Le film aurait pu être un documentaire, c’est une fiction étonnante au caractère social et critique, à la forme atypique, celle d’une comédie musicale diablement contemporaine.
L’hypocrisie du système judiciaire, l’aveuglement de la police, la solitude et les brimades des sans-papiers, les combats perdus d’avance, le malaise des uns, l’agressivité des autres, … : toutes ces réalités forcément très prenantes imprègnent le film de Chesnard. « La France qui se lève tôt » évite néanmoins d’entrer dans la caricature et le pathos, car son auteur prend de la distance avec les faits réellement survenus (voir interview) et se joue du réalisme grâce à plusieurs astuces scénaristiques. Pour contraster avec un fond déjà très chargé émotionnellement, il imagine une forme en apparence légère : le film apparaît comme une opérette sociale, les dialogues sont construits en vers, le labeur est chorégraphié et le parlé-chanté s’exprime qu’on soit étranger, flic ou touriste.
l’interview du réalisateur
Ne craignais-tu pas que ton message se déforce en passant par la comédie musicale ?
Ça a pu être une crainte à l’écriture et même avant le tournage. Je me suis dit que l’idée d’une comédie musicale sur les sans-papiers était peut-être une mauvaise idée, que ça n’allait peut-être pas marcher. Au fil du tournage, on a quand même vu de belles choses, de supers plans, une intensité dramatique. Comme on a tourné le film en continu, on a terminé le tournage dans l’avion avec des figurants qui étaient des militants sans-papiers.
Est-ce que Souleymane Bagayogo a vu ton film ?
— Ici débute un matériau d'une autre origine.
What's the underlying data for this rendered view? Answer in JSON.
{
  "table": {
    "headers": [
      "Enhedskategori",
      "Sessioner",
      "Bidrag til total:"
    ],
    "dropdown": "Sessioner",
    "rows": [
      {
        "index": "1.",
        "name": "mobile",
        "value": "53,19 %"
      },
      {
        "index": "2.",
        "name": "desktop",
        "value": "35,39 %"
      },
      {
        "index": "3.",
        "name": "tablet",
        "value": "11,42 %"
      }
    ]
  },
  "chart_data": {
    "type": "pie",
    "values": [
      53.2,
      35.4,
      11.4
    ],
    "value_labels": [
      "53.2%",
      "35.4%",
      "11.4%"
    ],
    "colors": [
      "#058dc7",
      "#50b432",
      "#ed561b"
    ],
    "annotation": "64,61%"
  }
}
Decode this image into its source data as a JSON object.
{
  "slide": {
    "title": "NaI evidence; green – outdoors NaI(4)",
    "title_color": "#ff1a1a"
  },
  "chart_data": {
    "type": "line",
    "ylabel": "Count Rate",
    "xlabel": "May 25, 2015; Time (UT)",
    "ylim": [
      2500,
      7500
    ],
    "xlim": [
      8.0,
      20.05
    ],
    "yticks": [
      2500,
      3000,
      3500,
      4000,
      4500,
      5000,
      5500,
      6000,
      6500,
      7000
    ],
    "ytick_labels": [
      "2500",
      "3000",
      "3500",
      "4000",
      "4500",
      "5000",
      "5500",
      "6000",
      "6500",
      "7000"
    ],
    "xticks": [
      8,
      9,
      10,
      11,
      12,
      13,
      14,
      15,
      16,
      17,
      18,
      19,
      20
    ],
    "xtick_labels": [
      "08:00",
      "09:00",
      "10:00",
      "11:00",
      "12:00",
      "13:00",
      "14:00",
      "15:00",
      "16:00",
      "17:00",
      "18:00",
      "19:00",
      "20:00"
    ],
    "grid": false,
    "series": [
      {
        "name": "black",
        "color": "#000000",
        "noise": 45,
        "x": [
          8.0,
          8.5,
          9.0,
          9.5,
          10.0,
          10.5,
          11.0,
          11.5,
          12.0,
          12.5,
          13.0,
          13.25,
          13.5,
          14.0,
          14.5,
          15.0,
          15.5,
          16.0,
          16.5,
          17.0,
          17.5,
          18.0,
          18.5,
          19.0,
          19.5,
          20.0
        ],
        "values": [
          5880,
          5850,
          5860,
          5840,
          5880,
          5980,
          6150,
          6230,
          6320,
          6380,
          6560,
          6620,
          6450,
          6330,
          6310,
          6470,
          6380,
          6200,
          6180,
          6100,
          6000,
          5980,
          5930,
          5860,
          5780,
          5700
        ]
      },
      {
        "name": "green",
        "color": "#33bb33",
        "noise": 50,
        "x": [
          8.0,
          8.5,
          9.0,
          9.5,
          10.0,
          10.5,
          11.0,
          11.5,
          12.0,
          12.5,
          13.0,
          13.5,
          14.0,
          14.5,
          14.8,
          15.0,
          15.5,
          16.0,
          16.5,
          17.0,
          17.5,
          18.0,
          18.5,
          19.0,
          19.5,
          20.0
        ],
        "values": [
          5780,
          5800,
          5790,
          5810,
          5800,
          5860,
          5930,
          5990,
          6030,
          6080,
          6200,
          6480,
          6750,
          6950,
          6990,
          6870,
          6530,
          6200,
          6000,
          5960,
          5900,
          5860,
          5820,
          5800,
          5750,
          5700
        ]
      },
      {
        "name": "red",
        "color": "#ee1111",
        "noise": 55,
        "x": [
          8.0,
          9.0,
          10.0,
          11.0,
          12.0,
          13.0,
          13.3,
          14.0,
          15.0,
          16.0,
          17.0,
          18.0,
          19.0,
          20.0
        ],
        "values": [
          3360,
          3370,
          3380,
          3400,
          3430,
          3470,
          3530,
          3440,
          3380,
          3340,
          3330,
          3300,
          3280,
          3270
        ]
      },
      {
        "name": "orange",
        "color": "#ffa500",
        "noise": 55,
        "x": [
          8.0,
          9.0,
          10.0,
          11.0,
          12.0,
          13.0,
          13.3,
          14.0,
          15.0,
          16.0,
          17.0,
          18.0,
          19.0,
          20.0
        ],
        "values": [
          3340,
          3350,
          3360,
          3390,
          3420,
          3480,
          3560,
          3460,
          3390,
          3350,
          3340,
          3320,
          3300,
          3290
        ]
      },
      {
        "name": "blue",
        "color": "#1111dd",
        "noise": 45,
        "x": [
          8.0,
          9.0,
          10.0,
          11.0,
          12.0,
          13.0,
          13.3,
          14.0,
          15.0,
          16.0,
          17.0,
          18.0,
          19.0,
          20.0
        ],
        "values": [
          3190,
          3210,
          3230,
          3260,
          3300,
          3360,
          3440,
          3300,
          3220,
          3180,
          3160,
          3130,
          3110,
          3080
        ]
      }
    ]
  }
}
Oui, il l’a vu, il l’a beaucoup aimé. Il s’est retrouvé dedans sans s’y reconnaître complètement. On a gardé le prénom en hommage à lui mais des Souleymane, il y en a plein, il y a plusieurs dizaines de milliers d’expulsions de sans-papiers par an. On a raconté une histoire, mais beaucoup de libertés ont été prises par rapport à ce qu’il lui est arrivé. Ce qu’il a connu était encore plus dramatique. Il m’a raconté une anecdote : quand il était dans le centre de rétention, il était dans un tel stress qu’il n’arrivait plus à porter ses bras à sa bouche pour manger, il se nourrissait donc à même l’assiette. Quand je te disais tout à l’heure que je voulais raconter son histoire en version réaliste, qu’est-ce que j’avais dans mon scénario ? Des cris, des pleurs, de la douleur, une famille impuissante, des passages à tabac, un mec paralysé qui bouffe à même l’assiette, une expulsion musclée, … C’est tellement dur à chaque seconde que ça ne se tient pas d’un point de vue cinématographique.